Durch Pflege und Vernetzung dieser einzelnen Seiten wird vergangene Lebensweltlichkeit optisch und sinnlich erfahrbar, das Lieblingslied, der gemeinsame Urlaub am Strand, gesprochene Worte. All dies, was durch Unterlassung unkonserviert und privat bleiben könnte und damit dem Vergessen anheim fiele, bleibt erhalten und für alle am Netzwerk ersichtlich. Durch die Vernetzung entfaltet sich ein Erinnerungsspektrum über das eigentlich Individuelle hinaus. Bietet sich hier die Möglichkeit, durch die Wandelbarkeit der eingestellten Daten ein Grabmal als Identitätsträger zu schaffen, der sich mit der Trauer entwickelt?

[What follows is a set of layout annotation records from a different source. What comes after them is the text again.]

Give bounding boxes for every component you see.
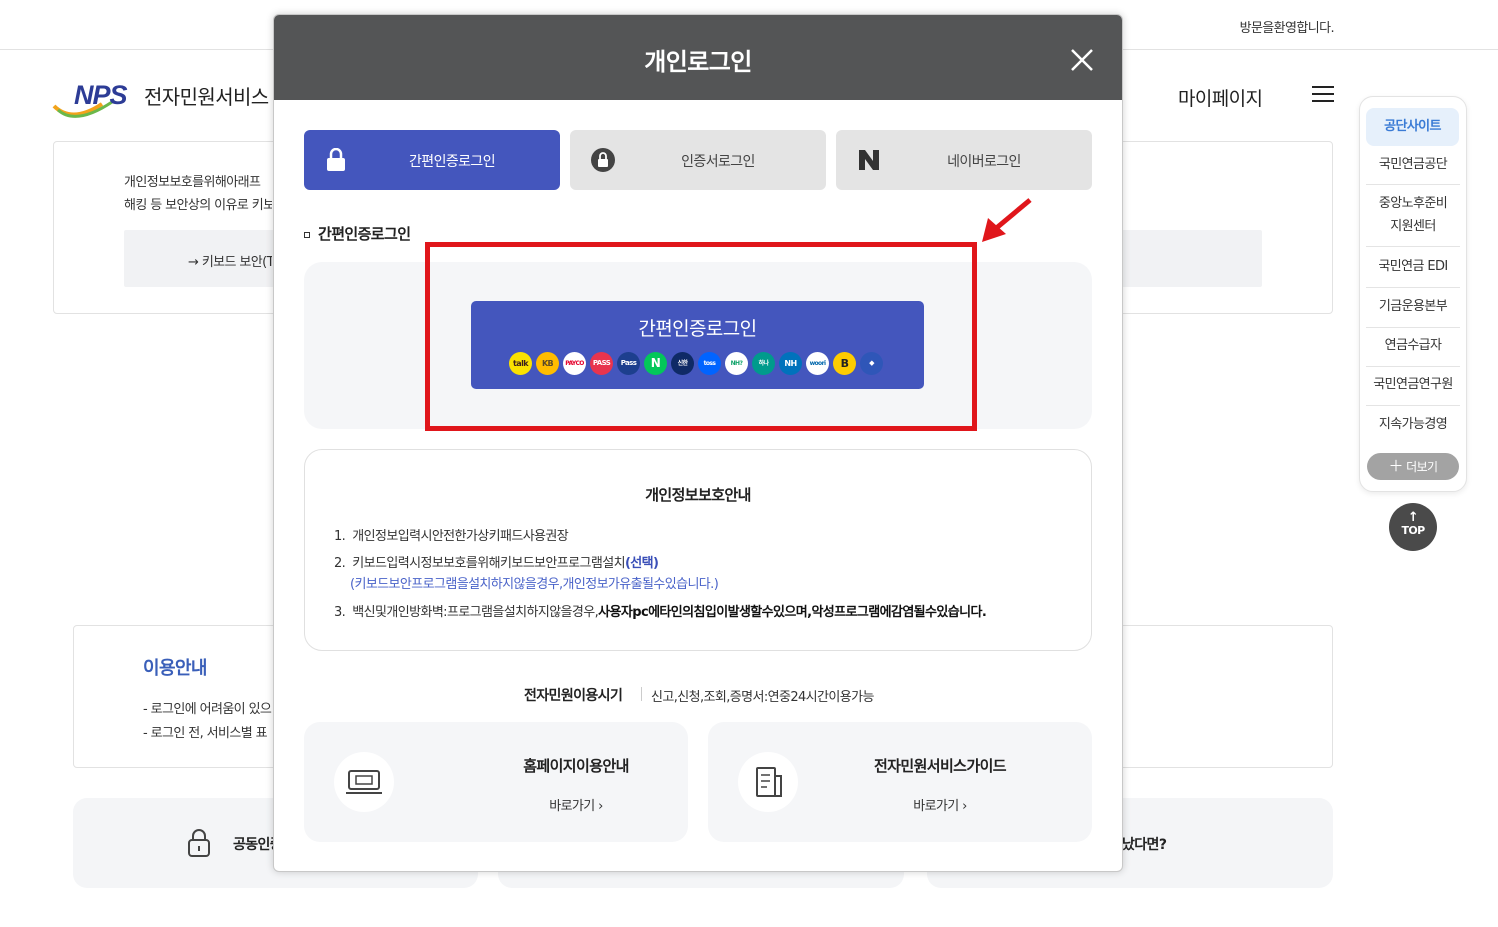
divider	[641, 687, 642, 701]
welcome-text: 방문을환영합니다.	[1239, 21, 1335, 36]
item-number: 3.	[334, 605, 346, 620]
keyboard-security-link[interactable]: → 키보드 보안(T	[188, 251, 272, 270]
side-more-button[interactable]: ＋ 더보기	[1367, 453, 1459, 480]
usage-line: - 로그인 전, 서비스별 표	[143, 726, 268, 741]
section-label: 간편인증로그인	[304, 223, 411, 244]
notice-line: 해킹 등 보안상의 이유로 키보	[124, 198, 272, 213]
arrow-annotation-icon	[982, 198, 1032, 242]
bullet-icon	[304, 231, 310, 238]
side-item-label: 지원센터	[1390, 219, 1436, 234]
bottom-card-label: 공동인증	[233, 837, 273, 853]
logo-mark[interactable]: NPS	[74, 80, 128, 111]
privacy-item-2-sub: (키보드보안프로그램을설치하지않을경우,개인정보가유출될수있습니다.)	[350, 577, 719, 592]
privacy-item-3: 3. 백신및개인방화벽:프로그램을설치하지않을경우,사용자pc에타인의침입이발생…	[334, 601, 987, 620]
service-hours-label: 전자민원이용시기	[524, 688, 623, 704]
item-number: 1.	[334, 529, 346, 544]
tab-label: 인증서로그인	[681, 154, 755, 170]
logo-text[interactable]: 전자민원서비스	[144, 81, 272, 110]
top-label: TOP	[1401, 524, 1425, 537]
side-item-retirement-center[interactable]: 중앙노후준비 지원센터	[1366, 192, 1460, 247]
scroll-top-button[interactable]: ↑ TOP	[1389, 503, 1437, 551]
close-icon[interactable]	[1068, 46, 1096, 74]
bottom-card-label: 났다면?	[1122, 837, 1167, 853]
plus-icon: ＋	[1388, 457, 1404, 475]
usage-title: 이용안내	[143, 658, 207, 679]
side-item-edi[interactable]: 국민연금 EDI	[1366, 255, 1460, 288]
side-item-nps[interactable]: 국민연금공단	[1366, 153, 1460, 185]
guide-title: 홈페이지이용안내	[523, 757, 629, 775]
guide-link[interactable]: 바로가기 ›	[708, 795, 1172, 814]
mypage-link[interactable]: 마이페이지	[1178, 84, 1263, 111]
item-emphasis: 사용자pc에타인의침입이발생할수있으며,악성프로그램에감염될수있습니다.	[598, 605, 987, 620]
side-item-label: 중앙노후준비	[1378, 196, 1448, 211]
side-item-pensioner[interactable]: 연금수급자	[1366, 334, 1460, 367]
privacy-notice-box	[304, 449, 1092, 651]
privacy-item-1: 1. 개인정보입력시안전한가상키패드사용권장	[334, 525, 569, 544]
tab-naver[interactable]: 네이버로그인	[836, 130, 1092, 190]
privacy-title: 개인정보보호안내	[645, 486, 751, 504]
arrow-up-icon: ↑	[1407, 510, 1419, 525]
side-item-agency-sites[interactable]: 공단사이트	[1366, 108, 1459, 146]
menu-icon[interactable]	[1312, 86, 1334, 104]
modal-title: 개인로그인	[644, 48, 752, 76]
section-label-text: 간편인증로그인	[318, 225, 411, 243]
item-text: 백신및개인방화벽:프로그램을설치하지않을경우,	[352, 605, 599, 620]
notice-line: 개인정보보호를위해아래프	[124, 175, 261, 190]
service-hours-text: 신고,신청,조회,증명서:연중24시간이용가능	[651, 690, 874, 705]
side-item-esg[interactable]: 지속가능경영	[1366, 413, 1460, 439]
privacy-item-2: 2. 키보드입력시정보보호를위해키보드보안프로그램설치(선택)	[334, 552, 659, 571]
usage-line: - 로그인에 어려움이 있으	[143, 702, 272, 717]
tab-label: 네이버로그인	[947, 154, 1021, 170]
tab-easy-auth[interactable]: 간편인증로그인	[304, 130, 560, 190]
highlight-box	[425, 242, 977, 431]
guide-title: 전자민원서비스가이드	[873, 757, 1007, 775]
guide-link[interactable]: 바로가기 ›	[304, 795, 768, 814]
item-number: 2.	[334, 556, 346, 571]
side-item-fund[interactable]: 기금운용본부	[1366, 295, 1460, 328]
more-label: 더보기	[1406, 460, 1438, 474]
item-emphasis: (선택)	[624, 556, 659, 571]
item-text: 개인정보입력시안전한가상키패드사용권장	[352, 529, 569, 544]
lock-icon	[188, 829, 210, 857]
side-item-research[interactable]: 국민연금연구원	[1366, 373, 1460, 406]
tab-certificate[interactable]: 인증서로그인	[570, 130, 826, 190]
item-text: 키보드입력시정보보호를위해키보드보안프로그램설치	[352, 556, 625, 571]
tab-label: 간편인증로그인	[409, 154, 496, 170]
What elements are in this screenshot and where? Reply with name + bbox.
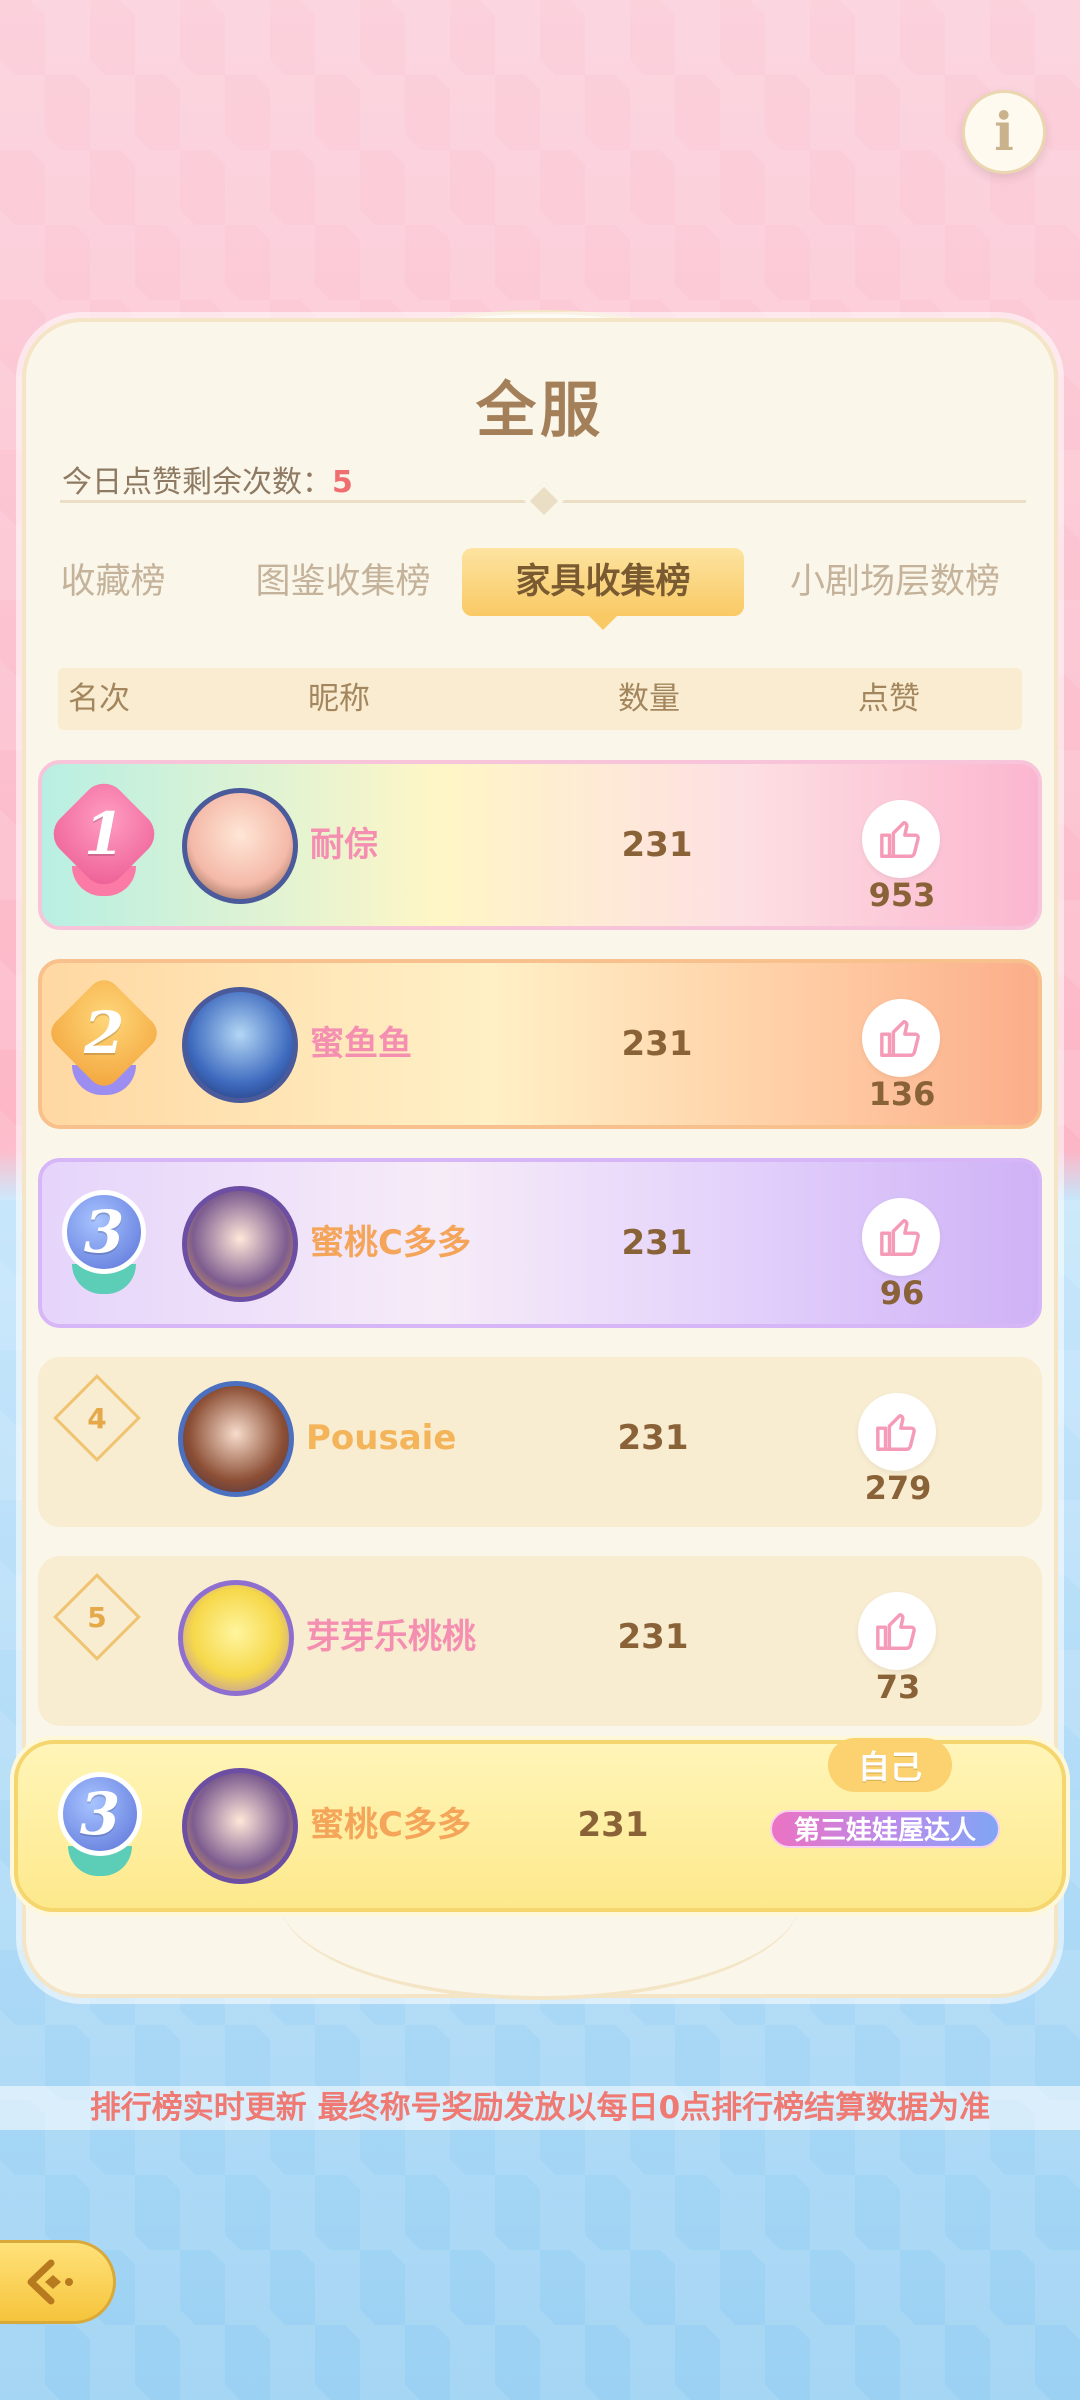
avatar[interactable]	[182, 987, 298, 1103]
like-button[interactable]	[862, 800, 940, 878]
player-nickname: 耐倧	[310, 825, 378, 865]
col-likes: 点赞	[858, 681, 920, 717]
avatar[interactable]	[178, 1580, 294, 1696]
like-count: 73	[875, 1668, 921, 1706]
player-count: 231	[577, 1805, 649, 1845]
col-count: 数量	[618, 681, 680, 717]
player-count: 231	[621, 825, 693, 865]
like-count: 96	[879, 1274, 925, 1312]
like-button[interactable]	[862, 999, 940, 1077]
table-row: 5 芽芽乐桃桃 231 73	[38, 1556, 1042, 1726]
table-row: 1 耐倧 231 953	[38, 760, 1042, 930]
rank-number: 3	[79, 1780, 121, 1848]
player-nickname: 蜜桃C多多	[310, 1805, 471, 1845]
avatar[interactable]	[182, 1768, 298, 1884]
rank-number: 1	[83, 799, 125, 868]
likes-remaining-label: 今日点赞剩余次数：	[62, 465, 332, 500]
info-button[interactable]: i	[962, 90, 1046, 174]
likes-remaining-value: 5	[332, 465, 353, 500]
rank-medal-2: 2	[44, 973, 164, 1101]
like-button[interactable]	[858, 1592, 936, 1670]
notice-bar: 排行榜实时更新 最终称号奖励发放以每日0点排行榜结算数据为准	[0, 2086, 1080, 2130]
rank-number: 3	[83, 1198, 125, 1266]
likes-remaining: 今日点赞剩余次数：5	[62, 457, 353, 501]
tab-collection[interactable]: 收藏榜	[38, 548, 188, 616]
rank-medal-1: 1	[44, 774, 164, 902]
col-nickname: 昵称	[308, 681, 370, 717]
like-button[interactable]	[858, 1393, 936, 1471]
table-row: 2 蜜鱼鱼 231 136	[38, 959, 1042, 1129]
tab-theater[interactable]: 小剧场层数榜	[760, 548, 1030, 616]
table-row: 4 Pousaie 231 279	[38, 1357, 1042, 1527]
panel-title: 全服	[476, 376, 604, 446]
rank-number: 5	[87, 1600, 107, 1634]
rank-medal-3: 3	[50, 1772, 150, 1882]
self-tag: 自己	[828, 1738, 952, 1792]
rank-number: 4	[87, 1401, 107, 1435]
like-count: 953	[868, 876, 936, 914]
rank-medal-3: 3	[54, 1190, 154, 1300]
player-count: 231	[621, 1024, 693, 1064]
rank-number: 2	[83, 998, 125, 1067]
tab-furniture[interactable]: 家具收集榜	[462, 548, 744, 630]
player-nickname: 蜜桃C多多	[310, 1223, 471, 1263]
info-icon: i	[994, 101, 1014, 163]
title-badge: 第三娃娃屋达人	[770, 1810, 1000, 1848]
like-count: 136	[868, 1075, 936, 1113]
player-nickname: 芽芽乐桃桃	[306, 1617, 476, 1657]
back-button[interactable]	[0, 2240, 116, 2324]
player-count: 231	[617, 1617, 689, 1657]
col-rank: 名次	[68, 681, 130, 717]
player-nickname: 蜜鱼鱼	[310, 1024, 412, 1064]
tab-codex[interactable]: 图鉴收集榜	[218, 548, 468, 616]
table-row: 3 蜜桃C多多 231 96	[38, 1158, 1042, 1328]
thumbs-up-icon	[880, 1019, 920, 1057]
thumbs-up-icon	[876, 1612, 916, 1650]
avatar[interactable]	[182, 1186, 298, 1302]
tab-bar: 收藏榜 图鉴收集榜 家具收集榜 小剧场层数榜	[38, 548, 1048, 630]
avatar[interactable]	[178, 1381, 294, 1497]
player-count: 231	[621, 1223, 693, 1263]
thumbs-up-icon	[876, 1413, 916, 1451]
thumbs-up-icon	[880, 820, 920, 858]
thumbs-up-icon	[880, 1218, 920, 1256]
like-button[interactable]	[862, 1198, 940, 1276]
player-count: 231	[617, 1418, 689, 1458]
player-nickname: Pousaie	[306, 1418, 457, 1458]
avatar[interactable]	[182, 788, 298, 904]
column-header: 名次 昵称 数量 点赞	[58, 668, 1022, 730]
like-count: 279	[864, 1469, 932, 1507]
back-arrow-icon	[27, 2259, 73, 2305]
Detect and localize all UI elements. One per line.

Der QR-Code als Schlüssel zu der virtuellen Erinnerung ist auch der Code für die Fragen: Ist das Vergessen oder ist die Erinnerung bzw. die stete Verfügbarkeit von Vergangenem heilsam? Hilft die Visualisierung im Trauerprozeß und darüber hinaus oder ist die verklärende Erinnerung und der Weg in das Vergessen eher hinderlich und es herrscht das Ressentiment des Arrangements? Ist die Archivierung von Daten Verstorbener und ein öffentlicher Zugriff auf diese Daten gelebten Lebens für das kollektive Memorieren über das individuelle hinaus förderlich? Kann individuelle Geschichtlichkeit und Herkunft in der Möglichkeit ihrer steten Präsenz wichtig für individuelles Leben und Ausrichtung werden? Schafft Vernetzung von archivierten Artefakten von Verstorbenen, die Lesbarkeit und der Nachvollzug der Datenwege Eingebunden-sein zukünftiger Generationen? Braucht Zukunft Rückbezug und -besinnung auf Vergangenes und wenn ja, wieviel? Entstehen durch technische Möglichkeiten der Archivierung und Wiedergabe moralische Kategorien in Bezug auf die Gestaltung von Grabsteinen? Jedes Grabmal ist Versuch mit Sprache dem Verstummen entgegen zu treten und als Code bezeichnet es zumindest den Ort der Bestattung. Wie die Kodifizierung dieses Ortes aussieht und welche Möglichkeiten der Ver- und Entschlüsselung bereit halten, ist nicht nur eine Frage der Technik sondern und vor allen Dingen eine Angelegenheit des Wissens. Ein Grabmal sollte zeitgemäß gestaltet sein, um ein authentisches Zeichen seiner Zeit zu sein. In dem Moment, in dem gelebtes Leben in Zeichen fixiert wird, sollte dieses in seiner zeitlichen Wirklichkeit lesbar und aus dieser heraus deutbar sein, auch wenn Unlesbarkeit der Kodierung wegen technischer Legasthenie nicht zu verhindern ist.